Recent wars have disrupted U.S. stocks and gold, making things very unsettled. Calming down, I've gathered a lot of information. Looking at tariffs and the crackdown on Iran together, I've clarified some issues.
The core question is: What is war beneficial for? Who are the beneficiaries?
Trump's tariff policy has actually increased the cost and risk of using the U.S. dollar in global trade. This invisibly strengthens the motivation for countries to "de-dollarize," which is also a driving factor behind the gold boom.
When the trade side begins to loosen, the stability of the dollar system is no longer just a financial issue but gradually spills over into geopolitical and energy issues.
Under such a premise, war is not merely a simple political or military choice but more like a structural hedging tool. Through geopolitical pressure, it re-strengthens the dollar's control over another key link: energy.
This brings us back to the core operating logic of the "Petrodollar" system: global oil is priced in dollars, and oil-producing countries then recycle those dollars into U.S. Treasuries and dollar assets, forming a capital loop that supports the dollar's status as the global reserve currency. The operation of this system relies not on market spontaneity but on order conditions.
Looking further, this order is actually built on two key premises:
First, the Middle East energy landscape must be maintained in a state of "controllable instability"—neither collapsing nor completely autonomous.
Second, the U.S. must have security dominance over major oil-producing countries, binding energy and security together.
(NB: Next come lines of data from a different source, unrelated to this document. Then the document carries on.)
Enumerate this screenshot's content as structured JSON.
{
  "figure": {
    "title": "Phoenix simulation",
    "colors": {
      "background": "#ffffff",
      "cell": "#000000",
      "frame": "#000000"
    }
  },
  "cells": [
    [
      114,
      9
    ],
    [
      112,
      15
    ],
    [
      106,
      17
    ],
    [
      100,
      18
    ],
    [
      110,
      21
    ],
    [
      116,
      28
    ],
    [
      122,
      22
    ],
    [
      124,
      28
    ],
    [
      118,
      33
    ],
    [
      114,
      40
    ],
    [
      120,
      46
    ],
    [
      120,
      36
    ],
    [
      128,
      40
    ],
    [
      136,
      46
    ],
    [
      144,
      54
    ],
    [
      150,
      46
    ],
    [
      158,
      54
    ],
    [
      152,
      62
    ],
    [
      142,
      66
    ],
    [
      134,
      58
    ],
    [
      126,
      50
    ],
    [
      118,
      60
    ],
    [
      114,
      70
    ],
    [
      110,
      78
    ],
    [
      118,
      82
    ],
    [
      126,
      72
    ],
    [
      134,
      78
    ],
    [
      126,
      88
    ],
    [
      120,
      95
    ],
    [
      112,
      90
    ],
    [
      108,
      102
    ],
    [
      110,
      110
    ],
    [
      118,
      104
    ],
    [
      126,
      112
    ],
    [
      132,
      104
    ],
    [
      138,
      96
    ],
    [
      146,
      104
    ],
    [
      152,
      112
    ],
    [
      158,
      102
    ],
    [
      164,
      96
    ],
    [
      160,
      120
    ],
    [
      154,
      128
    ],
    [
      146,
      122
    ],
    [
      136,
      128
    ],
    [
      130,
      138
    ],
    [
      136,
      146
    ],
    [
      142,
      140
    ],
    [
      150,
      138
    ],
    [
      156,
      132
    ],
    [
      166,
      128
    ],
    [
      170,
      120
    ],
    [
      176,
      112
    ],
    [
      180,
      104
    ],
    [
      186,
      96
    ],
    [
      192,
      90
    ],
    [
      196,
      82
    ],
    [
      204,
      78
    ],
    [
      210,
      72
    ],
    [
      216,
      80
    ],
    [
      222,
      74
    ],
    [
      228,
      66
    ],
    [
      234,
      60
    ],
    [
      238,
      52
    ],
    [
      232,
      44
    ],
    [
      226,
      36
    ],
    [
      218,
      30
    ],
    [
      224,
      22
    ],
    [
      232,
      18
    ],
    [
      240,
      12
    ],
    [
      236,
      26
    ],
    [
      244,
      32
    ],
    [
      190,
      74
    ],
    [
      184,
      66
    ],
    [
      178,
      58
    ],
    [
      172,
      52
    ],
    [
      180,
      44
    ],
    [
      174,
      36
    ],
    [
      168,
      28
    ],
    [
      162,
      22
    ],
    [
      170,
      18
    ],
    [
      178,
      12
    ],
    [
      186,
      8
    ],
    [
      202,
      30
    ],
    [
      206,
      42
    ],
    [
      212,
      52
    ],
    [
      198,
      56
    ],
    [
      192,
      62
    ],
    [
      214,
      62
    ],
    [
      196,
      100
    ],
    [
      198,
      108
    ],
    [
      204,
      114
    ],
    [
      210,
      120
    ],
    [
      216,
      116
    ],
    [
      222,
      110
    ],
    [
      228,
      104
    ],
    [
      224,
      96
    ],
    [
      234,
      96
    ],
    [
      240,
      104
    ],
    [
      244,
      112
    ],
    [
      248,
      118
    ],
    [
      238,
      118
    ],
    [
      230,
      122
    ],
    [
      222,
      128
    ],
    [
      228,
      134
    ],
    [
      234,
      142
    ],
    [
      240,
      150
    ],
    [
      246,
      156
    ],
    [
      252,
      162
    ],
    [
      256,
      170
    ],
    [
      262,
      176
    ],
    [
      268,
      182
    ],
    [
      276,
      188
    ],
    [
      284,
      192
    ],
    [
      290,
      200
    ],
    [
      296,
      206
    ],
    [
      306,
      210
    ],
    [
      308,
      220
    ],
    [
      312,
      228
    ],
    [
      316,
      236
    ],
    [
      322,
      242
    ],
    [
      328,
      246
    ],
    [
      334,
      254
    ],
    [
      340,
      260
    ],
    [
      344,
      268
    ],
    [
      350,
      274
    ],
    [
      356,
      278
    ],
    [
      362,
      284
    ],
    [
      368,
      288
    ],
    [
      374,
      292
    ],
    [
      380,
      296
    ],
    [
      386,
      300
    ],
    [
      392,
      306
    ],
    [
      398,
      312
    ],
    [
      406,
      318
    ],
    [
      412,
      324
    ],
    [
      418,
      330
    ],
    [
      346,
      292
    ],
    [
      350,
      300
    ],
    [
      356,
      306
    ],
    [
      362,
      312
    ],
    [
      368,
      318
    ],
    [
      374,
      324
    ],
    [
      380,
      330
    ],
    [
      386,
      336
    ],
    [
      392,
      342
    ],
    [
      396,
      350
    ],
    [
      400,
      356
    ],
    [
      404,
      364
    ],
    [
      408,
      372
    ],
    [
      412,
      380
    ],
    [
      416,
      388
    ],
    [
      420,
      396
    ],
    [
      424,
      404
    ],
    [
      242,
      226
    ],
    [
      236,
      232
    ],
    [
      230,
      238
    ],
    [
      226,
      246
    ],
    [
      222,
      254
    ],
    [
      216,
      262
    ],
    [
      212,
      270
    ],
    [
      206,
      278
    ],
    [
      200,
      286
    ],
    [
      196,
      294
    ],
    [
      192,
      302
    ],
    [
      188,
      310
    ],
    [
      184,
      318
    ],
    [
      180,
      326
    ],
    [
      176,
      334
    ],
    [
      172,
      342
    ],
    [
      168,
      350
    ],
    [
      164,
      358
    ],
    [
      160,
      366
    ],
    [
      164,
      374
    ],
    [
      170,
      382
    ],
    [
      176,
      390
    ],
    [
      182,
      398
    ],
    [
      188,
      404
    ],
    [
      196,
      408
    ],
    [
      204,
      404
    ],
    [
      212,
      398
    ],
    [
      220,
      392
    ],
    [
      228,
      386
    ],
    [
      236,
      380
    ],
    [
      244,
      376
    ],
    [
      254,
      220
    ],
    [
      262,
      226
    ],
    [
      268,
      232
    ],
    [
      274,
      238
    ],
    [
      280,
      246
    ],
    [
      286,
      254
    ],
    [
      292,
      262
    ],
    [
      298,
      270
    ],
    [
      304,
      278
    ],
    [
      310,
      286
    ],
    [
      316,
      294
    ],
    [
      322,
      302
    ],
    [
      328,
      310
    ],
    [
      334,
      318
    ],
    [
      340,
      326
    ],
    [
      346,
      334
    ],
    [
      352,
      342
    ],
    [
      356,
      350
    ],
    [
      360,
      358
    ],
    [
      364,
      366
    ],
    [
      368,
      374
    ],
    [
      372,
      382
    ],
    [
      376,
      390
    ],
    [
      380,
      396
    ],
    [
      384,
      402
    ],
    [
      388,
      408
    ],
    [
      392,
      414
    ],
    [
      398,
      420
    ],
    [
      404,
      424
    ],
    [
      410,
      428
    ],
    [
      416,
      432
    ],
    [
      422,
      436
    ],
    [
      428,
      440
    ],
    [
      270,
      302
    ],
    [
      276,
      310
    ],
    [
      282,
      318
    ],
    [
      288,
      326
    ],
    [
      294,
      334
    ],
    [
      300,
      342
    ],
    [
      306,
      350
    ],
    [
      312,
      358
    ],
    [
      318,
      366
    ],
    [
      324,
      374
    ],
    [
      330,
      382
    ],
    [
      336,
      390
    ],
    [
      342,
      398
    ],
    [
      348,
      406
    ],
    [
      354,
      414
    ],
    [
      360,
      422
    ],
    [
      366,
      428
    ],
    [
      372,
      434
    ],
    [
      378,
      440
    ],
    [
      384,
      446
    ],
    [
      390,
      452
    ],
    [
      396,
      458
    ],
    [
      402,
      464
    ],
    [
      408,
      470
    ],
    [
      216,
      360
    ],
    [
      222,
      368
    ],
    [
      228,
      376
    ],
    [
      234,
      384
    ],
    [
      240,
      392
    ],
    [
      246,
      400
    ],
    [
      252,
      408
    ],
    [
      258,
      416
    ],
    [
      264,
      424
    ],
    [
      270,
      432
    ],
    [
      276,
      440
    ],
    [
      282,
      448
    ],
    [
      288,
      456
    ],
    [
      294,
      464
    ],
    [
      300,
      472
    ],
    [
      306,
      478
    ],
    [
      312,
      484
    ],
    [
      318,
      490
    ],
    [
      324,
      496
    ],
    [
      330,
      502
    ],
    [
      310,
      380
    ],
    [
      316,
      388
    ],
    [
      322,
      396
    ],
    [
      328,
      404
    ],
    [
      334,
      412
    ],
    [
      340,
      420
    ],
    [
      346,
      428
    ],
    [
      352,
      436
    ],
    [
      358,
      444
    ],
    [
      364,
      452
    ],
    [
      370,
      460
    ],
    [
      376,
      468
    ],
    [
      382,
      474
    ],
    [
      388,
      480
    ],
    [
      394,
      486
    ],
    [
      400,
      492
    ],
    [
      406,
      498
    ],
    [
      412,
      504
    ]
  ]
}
Therefore, when forces like Iran, which try to promote "de-dollarized settlement," emerge (Iran has even said it wants to collect the Strait's protection fees in RMB), the U.S. suppressing them is not just a geopolitical game but about maintaining the boundary conditions of the entire dollar system.
In other words, tariffs weaken the dollar's "trade foundation," while war strengthens the dollar's "energy anchor."
But the problem lies precisely here: this approach has obvious reflexivity. In the short term, through the re-control of energy and security, dollar demand can indeed be increased. However, in the medium to long term, when financial, trade, and geopolitical tools are repeatedly weaponized, global trust in the dollar system will be eroded instead, potentially accelerating the process of de-dollarization.